Tue, August 11, 10:00 to 11:00am, TBA

Abstract

The number of book bans in American public schools has increased dramatically over the last five years, disproportionately targeting books that engage race, sexuality, and marginalized identities (PEN America 2024). While existing research documents the scope, content, and political and social dynamics of these removals, less is known about how ordinary Americans organize their attitudes toward censorship across different types of content (Goncalves et al. 2024; Childress, Rawlings, and Maghbouleh 2025). Drawing on sociological theories of censorship and symbolic boundaries, this study examines the distinct patterns of attitudes towards book removals in public libraries among the United States population. Using data from the 2008–2024 General Social Survey, latent class analysis is employed to reveal four distinct orientations: a non-censorial majority, a broadly censorial group, and two selectively censorial classes organized around opposing moral logics—one emphasizing protection from symbolic harm and the other preserving traditional social hierarchies.

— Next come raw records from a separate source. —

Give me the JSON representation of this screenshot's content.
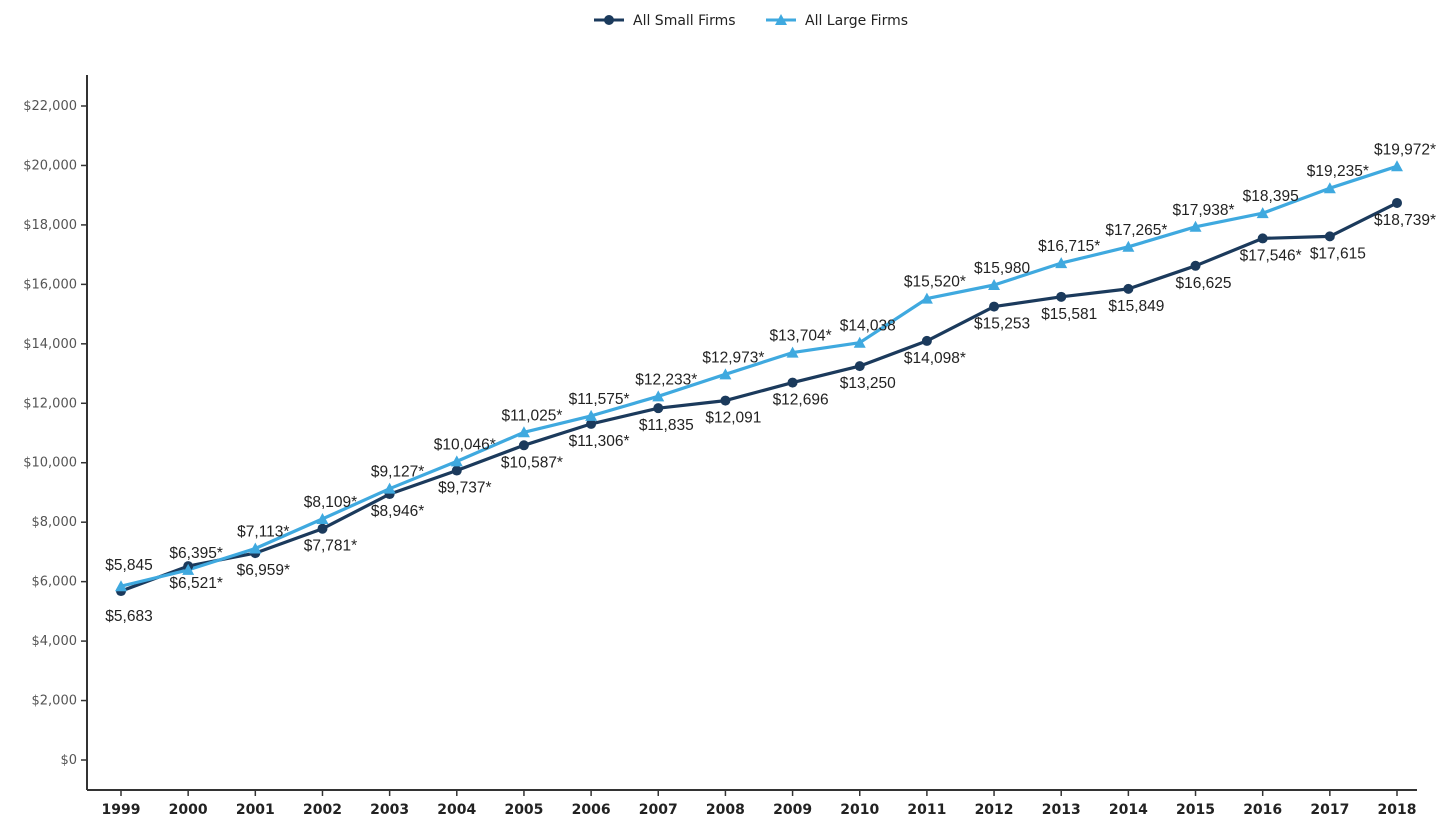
{
  "chart_data": {
    "type": "line",
    "title": "",
    "xlabel": "",
    "ylabel": "",
    "x": [
      "1999",
      "2000",
      "2001",
      "2002",
      "2003",
      "2004",
      "2005",
      "2006",
      "2007",
      "2008",
      "2009",
      "2010",
      "2011",
      "2012",
      "2013",
      "2014",
      "2015",
      "2016",
      "2017",
      "2018"
    ],
    "ylim": [
      0,
      22000
    ],
    "yticks": [
      0,
      2000,
      4000,
      6000,
      8000,
      10000,
      12000,
      14000,
      16000,
      18000,
      20000,
      22000
    ],
    "ytick_labels": [
      "$0",
      "$2,000",
      "$4,000",
      "$6,000",
      "$8,000",
      "$10,000",
      "$12,000",
      "$14,000",
      "$16,000",
      "$18,000",
      "$20,000",
      "$22,000"
    ],
    "grid": false,
    "legend_position": "top-center",
    "series": [
      {
        "name": "All Small Firms",
        "color": "#1b3a5c",
        "marker": "circle",
        "values": [
          5683,
          6521,
          6959,
          7781,
          8946,
          9737,
          10587,
          11306,
          11835,
          12091,
          12696,
          13250,
          14098,
          15253,
          15581,
          15849,
          16625,
          17546,
          17615,
          18739
        ],
        "labels": [
          "$5,683",
          "$6,521*",
          "$6,959*",
          "$7,781*",
          "$8,946*",
          "$9,737*",
          "$10,587*",
          "$11,306*",
          "$11,835",
          "$12,091",
          "$12,696",
          "$13,250",
          "$14,098*",
          "$15,253",
          "$15,581",
          "$15,849",
          "$16,625",
          "$17,546*",
          "$17,615",
          "$18,739*"
        ]
      },
      {
        "name": "All Large Firms",
        "color": "#3fa9df",
        "marker": "triangle",
        "values": [
          5845,
          6395,
          7113,
          8109,
          9127,
          10046,
          11025,
          11575,
          12233,
          12973,
          13704,
          14038,
          15520,
          15980,
          16715,
          17265,
          17938,
          18395,
          19235,
          19972
        ],
        "labels": [
          "$5,845",
          "$6,395*",
          "$7,113*",
          "$8,109*",
          "$9,127*",
          "$10,046*",
          "$11,025*",
          "$11,575*",
          "$12,233*",
          "$12,973*",
          "$13,704*",
          "$14,038",
          "$15,520*",
          "$15,980",
          "$16,715*",
          "$17,265*",
          "$17,938*",
          "$18,395",
          "$19,235*",
          "$19,972*"
        ]
      }
    ]
  }
}
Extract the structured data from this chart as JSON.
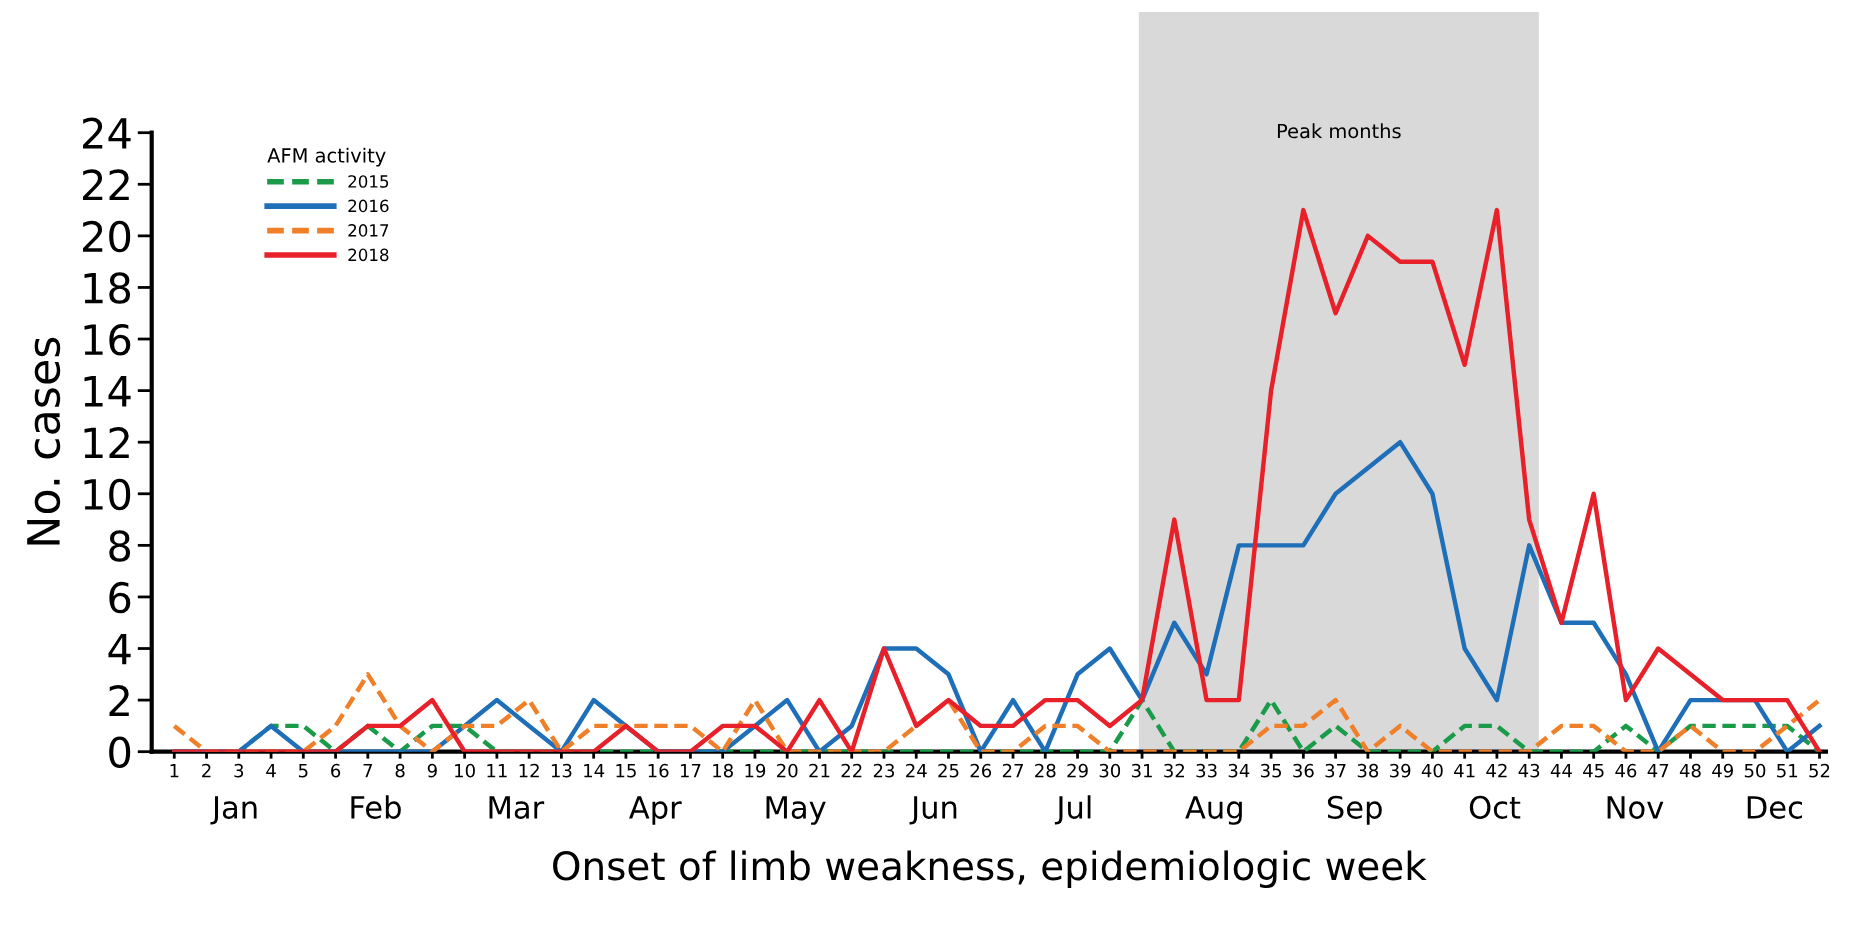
{
  "chart_data": {
    "type": "line",
    "xlabel": "Onset of limb weakness, epidemiologic week",
    "ylabel": "No. cases",
    "legend_title": "AFM activity",
    "x": [
      1,
      2,
      3,
      4,
      5,
      6,
      7,
      8,
      9,
      10,
      11,
      12,
      13,
      14,
      15,
      16,
      17,
      18,
      19,
      20,
      21,
      22,
      23,
      24,
      25,
      26,
      27,
      28,
      29,
      30,
      31,
      32,
      33,
      34,
      35,
      36,
      37,
      38,
      39,
      40,
      41,
      42,
      43,
      44,
      45,
      46,
      47,
      48,
      49,
      50,
      51,
      52
    ],
    "series": [
      {
        "name": "2015",
        "color": "#1a9b4a",
        "line_style": "dashed",
        "values": [
          0,
          0,
          0,
          1,
          1,
          0,
          1,
          0,
          1,
          1,
          0,
          0,
          0,
          0,
          0,
          0,
          0,
          0,
          0,
          0,
          0,
          0,
          0,
          0,
          0,
          0,
          0,
          0,
          0,
          0,
          2,
          0,
          0,
          0,
          2,
          0,
          1,
          0,
          0,
          0,
          1,
          1,
          0,
          0,
          0,
          1,
          0,
          1,
          1,
          1,
          1,
          0
        ]
      },
      {
        "name": "2016",
        "color": "#1f6fb8",
        "line_style": "solid",
        "values": [
          0,
          0,
          0,
          1,
          0,
          0,
          0,
          0,
          0,
          1,
          2,
          1,
          0,
          2,
          1,
          0,
          0,
          0,
          1,
          2,
          0,
          1,
          4,
          4,
          3,
          0,
          2,
          0,
          3,
          4,
          2,
          5,
          3,
          8,
          8,
          8,
          10,
          11,
          12,
          10,
          4,
          2,
          8,
          5,
          5,
          3,
          0,
          2,
          2,
          2,
          0,
          1
        ]
      },
      {
        "name": "2017",
        "color": "#f07f2a",
        "line_style": "dashed",
        "values": [
          1,
          0,
          0,
          0,
          0,
          1,
          3,
          1,
          0,
          1,
          1,
          2,
          0,
          1,
          1,
          1,
          1,
          0,
          2,
          0,
          0,
          0,
          0,
          1,
          2,
          0,
          0,
          1,
          1,
          0,
          0,
          0,
          0,
          0,
          1,
          1,
          2,
          0,
          1,
          0,
          0,
          0,
          0,
          1,
          1,
          0,
          0,
          1,
          0,
          0,
          1,
          2
        ]
      },
      {
        "name": "2018",
        "color": "#e8202a",
        "line_style": "solid",
        "values": [
          0,
          0,
          0,
          0,
          0,
          0,
          1,
          1,
          2,
          0,
          0,
          0,
          0,
          0,
          1,
          0,
          0,
          1,
          1,
          0,
          2,
          0,
          4,
          1,
          2,
          1,
          1,
          2,
          2,
          1,
          2,
          9,
          2,
          2,
          14,
          21,
          17,
          20,
          19,
          19,
          15,
          21,
          9,
          5,
          10,
          2,
          4,
          3,
          2,
          2,
          2,
          0
        ]
      }
    ],
    "xlim": [
      0.3,
      52.2
    ],
    "xticks": [
      1,
      2,
      3,
      4,
      5,
      6,
      7,
      8,
      9,
      10,
      11,
      12,
      13,
      14,
      15,
      16,
      17,
      18,
      19,
      20,
      21,
      22,
      23,
      24,
      25,
      26,
      27,
      28,
      29,
      30,
      31,
      32,
      33,
      34,
      35,
      36,
      37,
      38,
      39,
      40,
      41,
      42,
      43,
      44,
      45,
      46,
      47,
      48,
      49,
      50,
      51,
      52
    ],
    "ylim": [
      0,
      24
    ],
    "yticks": [
      0,
      2,
      4,
      6,
      8,
      10,
      12,
      14,
      16,
      18,
      20,
      22,
      24
    ],
    "bands": [
      {
        "axis": "x",
        "from": 30.9,
        "to": 43.3,
        "label": "Peak months",
        "color": "#d9d9d9"
      }
    ],
    "annotations": [
      "Jan",
      "Feb",
      "Mar",
      "Apr",
      "May",
      "Jun",
      "Jul",
      "Aug",
      "Sep",
      "Oct",
      "Nov",
      "Dec"
    ],
    "legend": "top left",
    "grid": false,
    "marker": "none"
  }
}
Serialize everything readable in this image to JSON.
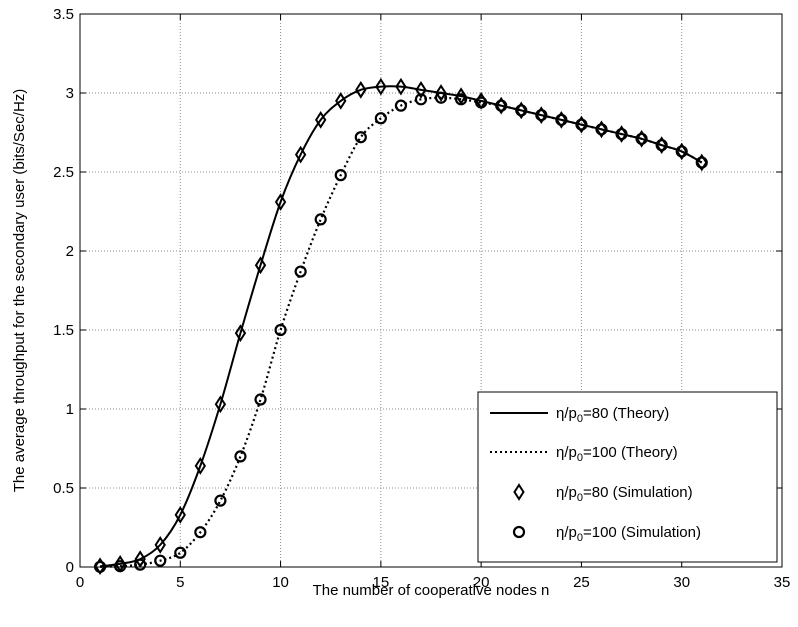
{
  "chart_data": {
    "type": "line",
    "xlabel": "The number of cooperative nodes n",
    "ylabel": "The average throughput for the secondary user (bits/Sec/Hz)",
    "xlim": [
      0,
      35
    ],
    "ylim": [
      0,
      3.5
    ],
    "xticks": [
      0,
      5,
      10,
      15,
      20,
      25,
      30,
      35
    ],
    "yticks": [
      0,
      0.5,
      1,
      1.5,
      2,
      2.5,
      3,
      3.5
    ],
    "xtick_labels": [
      "0",
      "5",
      "10",
      "15",
      "20",
      "25",
      "30",
      "35"
    ],
    "ytick_labels": [
      "0",
      "0.5",
      "1",
      "1.5",
      "2",
      "2.5",
      "3",
      "3.5"
    ],
    "grid": true,
    "legend_position": "bottom-right",
    "x": [
      1,
      2,
      3,
      4,
      5,
      6,
      7,
      8,
      9,
      10,
      11,
      12,
      13,
      14,
      15,
      16,
      17,
      18,
      19,
      20,
      21,
      22,
      23,
      24,
      25,
      26,
      27,
      28,
      29,
      30,
      31
    ],
    "series": [
      {
        "label_prefix": "η/p",
        "label_sub": "0",
        "label_suffix": "=80 (Theory)",
        "style": "solid",
        "marker": "none",
        "values": [
          0.005,
          0.02,
          0.05,
          0.14,
          0.33,
          0.64,
          1.03,
          1.48,
          1.91,
          2.31,
          2.61,
          2.83,
          2.95,
          3.02,
          3.04,
          3.04,
          3.02,
          3.0,
          2.98,
          2.95,
          2.92,
          2.89,
          2.86,
          2.83,
          2.8,
          2.77,
          2.74,
          2.71,
          2.67,
          2.63,
          2.56
        ]
      },
      {
        "label_prefix": "η/p",
        "label_sub": "0",
        "label_suffix": "=100 (Theory)",
        "style": "dotted",
        "marker": "none",
        "values": [
          0.001,
          0.005,
          0.015,
          0.04,
          0.09,
          0.22,
          0.42,
          0.7,
          1.06,
          1.5,
          1.87,
          2.2,
          2.48,
          2.72,
          2.84,
          2.92,
          2.96,
          2.97,
          2.96,
          2.94,
          2.92,
          2.89,
          2.86,
          2.83,
          2.8,
          2.77,
          2.74,
          2.71,
          2.67,
          2.63,
          2.56
        ]
      },
      {
        "label_prefix": "η/p",
        "label_sub": "0",
        "label_suffix": "=80 (Simulation)",
        "style": "none",
        "marker": "diamond",
        "values": [
          0.005,
          0.02,
          0.05,
          0.14,
          0.33,
          0.64,
          1.03,
          1.48,
          1.91,
          2.31,
          2.61,
          2.83,
          2.95,
          3.02,
          3.04,
          3.04,
          3.02,
          3.0,
          2.98,
          2.95,
          2.92,
          2.89,
          2.86,
          2.83,
          2.8,
          2.77,
          2.74,
          2.71,
          2.67,
          2.63,
          2.56
        ]
      },
      {
        "label_prefix": "η/p",
        "label_sub": "0",
        "label_suffix": "=100 (Simulation)",
        "style": "none",
        "marker": "circle",
        "values": [
          0.001,
          0.005,
          0.015,
          0.04,
          0.09,
          0.22,
          0.42,
          0.7,
          1.06,
          1.5,
          1.87,
          2.2,
          2.48,
          2.72,
          2.84,
          2.92,
          2.96,
          2.97,
          2.96,
          2.94,
          2.92,
          2.89,
          2.86,
          2.83,
          2.8,
          2.77,
          2.74,
          2.71,
          2.67,
          2.63,
          2.56
        ]
      }
    ]
  }
}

Multinomial regression analyses show that class membership is systematically structured by education, religiosity, age, region, and political orientation. Together, these findings demonstrate that support for censorship is not monolithic but reflects competing boundary-drawing frameworks that shape when and for whom restrictions on public access to knowledge become legitimate. In an era of intensified cultural conflict and renewed challenges to democratic norms, understanding the symbolic boundaries that legitimize censorship is critical for explaining how restrictions on civil liberties gain popular support and infiltrate public school systems.